There are few things more awkward on a blind date than looking up from your phone to realise she’s left.
She obviously wasn’t blind at all.
Him: Correct me if I’m wrong.
Me: Oh don’t worry, I will.
Taking 10 and 8 fishing this morning. How long will it take before someone has a hook in them and crying has started? Cause I’m saying 3 mins.
I can’t remember where I parked my car an hour ago but I can recall how stupid I was at 20. Please God erase that memory & bring back my car
[olive garden]
waiter: when you’re here you’re family
me: cool can I borrow some money
waiter: please leave
[someone says a word I’ve never heard before]
Me: *nods in agreement*
Just removed my bra, whipped it around my head, and tried to toss it away, but a hook got caught in my hair. Available for bachelor parties.
ME: *traps a spider under a glass*
ROOMMATE: Now what?
ME: *ear to glass* We eavesdrop on him.
Today’s assignment:
If anyone asks you what you’re doing this weekend, grab them and shake them saying “What have you heard? WHAT HAVE YOU HEARD???”
Word!
It’s my Roomba’s birthday so I’m bringing him to the beach and I’m just gonna let him go crazy
I come from a long line of idiots. One of my ancestors was stabbed to death by his fellow Greeks for shouting ‘Brojan Horse amirite’ while waiting inside to ambush Troy.
My signature move is illegal in 37 states.
Welcome to your 50s. You used to be a lot taller.
GF: *vomiting in sink* Ugh morning sickness
Me: Wait. . . wh-what?
GF: I’m pregnant
Me: Woah, slow down.
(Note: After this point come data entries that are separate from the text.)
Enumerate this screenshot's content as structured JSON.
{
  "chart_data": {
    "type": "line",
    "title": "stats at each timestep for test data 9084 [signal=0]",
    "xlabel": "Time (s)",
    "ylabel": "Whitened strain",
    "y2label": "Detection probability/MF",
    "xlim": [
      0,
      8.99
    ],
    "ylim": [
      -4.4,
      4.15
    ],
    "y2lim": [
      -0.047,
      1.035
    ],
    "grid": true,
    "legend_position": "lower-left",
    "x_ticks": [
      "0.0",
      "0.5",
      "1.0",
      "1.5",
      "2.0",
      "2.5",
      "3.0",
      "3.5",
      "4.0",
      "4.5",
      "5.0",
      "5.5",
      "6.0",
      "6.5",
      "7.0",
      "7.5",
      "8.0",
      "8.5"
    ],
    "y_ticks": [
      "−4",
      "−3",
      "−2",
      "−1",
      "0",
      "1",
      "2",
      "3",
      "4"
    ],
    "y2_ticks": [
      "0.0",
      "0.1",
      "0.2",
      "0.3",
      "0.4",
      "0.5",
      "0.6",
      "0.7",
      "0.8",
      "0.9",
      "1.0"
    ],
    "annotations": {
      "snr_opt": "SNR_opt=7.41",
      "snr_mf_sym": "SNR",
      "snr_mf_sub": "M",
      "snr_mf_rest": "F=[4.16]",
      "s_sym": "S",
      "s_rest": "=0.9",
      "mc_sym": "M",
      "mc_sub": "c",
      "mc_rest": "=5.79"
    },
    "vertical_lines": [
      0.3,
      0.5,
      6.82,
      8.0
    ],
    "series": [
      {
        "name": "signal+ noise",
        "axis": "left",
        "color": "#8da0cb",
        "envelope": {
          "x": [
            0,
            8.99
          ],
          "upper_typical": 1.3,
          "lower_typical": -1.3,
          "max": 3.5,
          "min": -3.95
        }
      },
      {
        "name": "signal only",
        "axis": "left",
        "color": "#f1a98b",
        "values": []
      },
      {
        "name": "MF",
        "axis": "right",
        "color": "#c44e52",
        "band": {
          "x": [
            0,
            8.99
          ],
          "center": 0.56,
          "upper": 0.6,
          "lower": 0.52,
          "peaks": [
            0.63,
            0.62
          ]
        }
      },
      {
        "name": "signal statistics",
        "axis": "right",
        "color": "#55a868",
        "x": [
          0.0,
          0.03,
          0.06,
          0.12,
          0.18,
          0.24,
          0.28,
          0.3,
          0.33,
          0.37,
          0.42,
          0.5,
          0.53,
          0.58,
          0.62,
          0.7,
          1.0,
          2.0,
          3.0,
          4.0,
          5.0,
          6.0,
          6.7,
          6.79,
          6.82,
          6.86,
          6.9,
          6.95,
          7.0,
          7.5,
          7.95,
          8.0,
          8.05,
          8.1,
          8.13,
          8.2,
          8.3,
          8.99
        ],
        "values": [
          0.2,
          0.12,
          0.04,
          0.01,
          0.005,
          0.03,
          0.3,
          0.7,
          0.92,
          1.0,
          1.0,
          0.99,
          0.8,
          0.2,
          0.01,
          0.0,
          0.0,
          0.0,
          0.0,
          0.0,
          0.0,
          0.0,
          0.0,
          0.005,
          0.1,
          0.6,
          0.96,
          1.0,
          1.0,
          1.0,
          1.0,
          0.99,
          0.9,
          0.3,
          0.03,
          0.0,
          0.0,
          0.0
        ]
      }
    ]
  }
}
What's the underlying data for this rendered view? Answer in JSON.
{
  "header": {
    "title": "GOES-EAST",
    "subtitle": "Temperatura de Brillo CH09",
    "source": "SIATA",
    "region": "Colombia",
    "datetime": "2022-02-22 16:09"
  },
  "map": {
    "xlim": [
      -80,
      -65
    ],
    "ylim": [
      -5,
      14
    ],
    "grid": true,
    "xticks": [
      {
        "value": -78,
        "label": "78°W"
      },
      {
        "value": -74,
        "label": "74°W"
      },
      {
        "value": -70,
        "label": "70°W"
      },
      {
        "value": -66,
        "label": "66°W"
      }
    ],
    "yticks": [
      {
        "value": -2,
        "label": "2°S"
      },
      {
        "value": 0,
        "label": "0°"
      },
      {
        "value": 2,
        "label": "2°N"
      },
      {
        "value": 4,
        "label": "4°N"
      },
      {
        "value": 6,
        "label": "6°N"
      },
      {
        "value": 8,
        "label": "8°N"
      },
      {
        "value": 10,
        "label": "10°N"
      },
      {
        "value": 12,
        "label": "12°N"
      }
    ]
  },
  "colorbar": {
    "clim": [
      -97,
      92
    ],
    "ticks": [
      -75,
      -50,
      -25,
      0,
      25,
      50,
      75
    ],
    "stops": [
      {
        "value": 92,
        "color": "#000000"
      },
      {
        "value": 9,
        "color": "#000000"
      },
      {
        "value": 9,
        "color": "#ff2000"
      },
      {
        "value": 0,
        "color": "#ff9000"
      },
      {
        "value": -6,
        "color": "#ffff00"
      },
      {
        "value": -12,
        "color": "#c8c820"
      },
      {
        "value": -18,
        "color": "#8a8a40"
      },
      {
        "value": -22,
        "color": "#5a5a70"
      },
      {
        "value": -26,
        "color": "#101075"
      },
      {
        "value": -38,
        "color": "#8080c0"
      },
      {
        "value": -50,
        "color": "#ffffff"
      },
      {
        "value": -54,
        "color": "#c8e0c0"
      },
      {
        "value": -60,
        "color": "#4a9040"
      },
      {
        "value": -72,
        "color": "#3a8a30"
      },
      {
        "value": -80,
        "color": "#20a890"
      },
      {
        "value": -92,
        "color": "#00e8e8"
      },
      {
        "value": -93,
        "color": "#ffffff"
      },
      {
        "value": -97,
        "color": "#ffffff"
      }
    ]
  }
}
Why did you call me sickness?
*Werewolf about to eat me*
Me: I hope I give you meat sweats.
people ask “how could anyone write something as crazy as Alice in Wonderland” but then you read about the Victorians and the air was perfumed with opium, there was arsenic in the walls, you could get mercury poisoning from a hat.
Don’t give me instructions to your place that have words like “eastward” or “kilometres” and then get mad when I don’t show up
I was not made for a 9 to 5, I was made to eat pasta and lay in the sun like a lizard
me: *offering joint* wanna hit
giraffe:
me: nvm ur already high lol
[later]
scientist: first time we’ve seen a giraffe eat a human
Nothing good can come from a gay man greeting you with an up and down look followed by an “Oh, honey”
dentist: have you been flossing
me: have you?
dentist: [to assistant] can he do that
whenever i wake up before my alarm
Cats be like I could kill you in your sleep and take over the world but I’m also hungry so can you feed me right meow
I’m not gonna wear uggs or crocs or any other shoe that sounds like a noise my body makes involuntarily.
Sure kids cost roughly $14,000 annually, but think about all the money you save from no longer having a social life.
Brings a particularly tough steak to a knife fight.
My husband and I ran out of toothpaste a month ago and neither of us said anything out loud but we’re both waiting on the other to buy more. The silver lining is we are finally making a dent in 15 years of travel-sized toothpaste containers from the dentist.